Pagi itu, dipertengahan abad ke 19 atau sekitar tahun 1850-an, semua pendekar (Pandegara) Kabaena berkumpul. Areal pertemuannya di puncak Balao (Eemokolo) di dalam Benteng Olo E’e day Carambau. Pertemuan itu membahas strategi menghadapi ancaman perompakan bajak laut tobelo yang sudah sangat meresahkan masyarakat.
Usai pertemuan masing-masing mengambil peran. H. Abdullah (Mbue Budu) yang diserahi jabatan Kapitalao (Panglima Perang di wilayah Pesisir)- (makamnya telah digusur oleh pihak PT. SSU dan tidak diakui) adalah salah seorang peserta dari pertemuan itu. Ia ditugaskan memimpin massanya dan mengawasi teritori di kawasan Malandahi, Lampangi hingga yang dikenal Pulau Motaha saat ini.
Mbue Budu juga dikenal oleh ethnis Bugis dan Bajo di Pulau Baliara dan sekitarnya dengan nama H. Kaha. Untuk melaksanakan tugasnya lebih efektif, maka ia memilih lebih banyak tinggal di pulau yang terletak di bagian barat Kabaena. Hingga suatu hari dari kejauhan ia dan pasukannya melihat sebuah perahu.

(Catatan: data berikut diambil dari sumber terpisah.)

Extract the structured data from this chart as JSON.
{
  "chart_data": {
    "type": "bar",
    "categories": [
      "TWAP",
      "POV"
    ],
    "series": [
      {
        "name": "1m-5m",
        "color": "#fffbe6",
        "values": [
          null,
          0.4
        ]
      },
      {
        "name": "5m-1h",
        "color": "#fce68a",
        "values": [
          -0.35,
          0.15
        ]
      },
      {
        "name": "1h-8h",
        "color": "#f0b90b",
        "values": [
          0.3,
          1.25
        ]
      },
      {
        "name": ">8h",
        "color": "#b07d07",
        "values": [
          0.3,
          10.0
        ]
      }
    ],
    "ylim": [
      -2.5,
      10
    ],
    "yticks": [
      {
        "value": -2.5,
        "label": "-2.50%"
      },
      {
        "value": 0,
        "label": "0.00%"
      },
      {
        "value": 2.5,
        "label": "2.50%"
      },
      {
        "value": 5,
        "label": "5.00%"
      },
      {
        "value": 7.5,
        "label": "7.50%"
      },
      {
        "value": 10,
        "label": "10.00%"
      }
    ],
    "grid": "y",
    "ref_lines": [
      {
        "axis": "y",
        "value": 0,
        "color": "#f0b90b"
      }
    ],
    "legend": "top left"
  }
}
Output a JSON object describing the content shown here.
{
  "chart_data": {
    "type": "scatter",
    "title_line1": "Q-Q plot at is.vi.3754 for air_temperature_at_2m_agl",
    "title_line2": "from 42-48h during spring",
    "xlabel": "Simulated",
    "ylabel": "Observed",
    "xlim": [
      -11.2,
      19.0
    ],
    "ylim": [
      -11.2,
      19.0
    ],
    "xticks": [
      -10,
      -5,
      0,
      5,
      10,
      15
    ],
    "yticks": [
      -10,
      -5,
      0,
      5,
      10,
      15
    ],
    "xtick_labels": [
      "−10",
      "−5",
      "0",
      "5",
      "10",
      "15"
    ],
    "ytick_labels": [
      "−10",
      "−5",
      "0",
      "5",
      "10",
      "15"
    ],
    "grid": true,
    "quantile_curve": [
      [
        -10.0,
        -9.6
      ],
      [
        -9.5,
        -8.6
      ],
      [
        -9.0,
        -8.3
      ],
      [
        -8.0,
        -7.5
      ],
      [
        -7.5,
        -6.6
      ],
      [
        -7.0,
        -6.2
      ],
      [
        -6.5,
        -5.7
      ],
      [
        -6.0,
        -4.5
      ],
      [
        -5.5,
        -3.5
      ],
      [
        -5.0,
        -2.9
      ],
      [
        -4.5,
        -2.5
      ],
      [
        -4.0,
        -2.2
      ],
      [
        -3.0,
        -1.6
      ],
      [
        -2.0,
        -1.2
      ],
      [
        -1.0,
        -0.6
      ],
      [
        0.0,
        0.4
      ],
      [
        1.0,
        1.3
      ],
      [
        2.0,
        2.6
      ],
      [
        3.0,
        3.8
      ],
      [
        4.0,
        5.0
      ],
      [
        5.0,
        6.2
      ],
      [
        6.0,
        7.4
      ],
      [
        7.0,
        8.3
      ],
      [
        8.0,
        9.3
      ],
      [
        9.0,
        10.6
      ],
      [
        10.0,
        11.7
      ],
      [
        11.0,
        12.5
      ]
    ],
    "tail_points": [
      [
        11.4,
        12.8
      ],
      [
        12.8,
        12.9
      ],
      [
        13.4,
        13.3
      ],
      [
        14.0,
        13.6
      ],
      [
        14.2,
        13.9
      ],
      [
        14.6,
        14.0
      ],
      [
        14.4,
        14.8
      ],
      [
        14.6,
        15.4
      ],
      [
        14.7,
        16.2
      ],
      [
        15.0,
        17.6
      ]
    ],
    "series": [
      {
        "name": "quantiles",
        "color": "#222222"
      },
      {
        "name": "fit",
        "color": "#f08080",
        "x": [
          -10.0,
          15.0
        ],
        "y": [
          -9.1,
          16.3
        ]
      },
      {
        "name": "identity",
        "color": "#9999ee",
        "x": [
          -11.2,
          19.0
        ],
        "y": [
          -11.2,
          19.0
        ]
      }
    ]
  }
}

Perahu itu diyakini dikayuh dan ditumpangi oleh gerombolan bajak laut. Maka bersegeralah ia (Mbue Budu) memancing perhatian para perompak. Disebutkan bahwa peristiwa itu berlangsung menjelang sore hari. Merujuk pada laporan angkatan Laut Belanda, perahu yang ditumpangi gerombolan itu cukup besar yaitu memuat 60 orang yang dilengkapi senjata api serta meriam.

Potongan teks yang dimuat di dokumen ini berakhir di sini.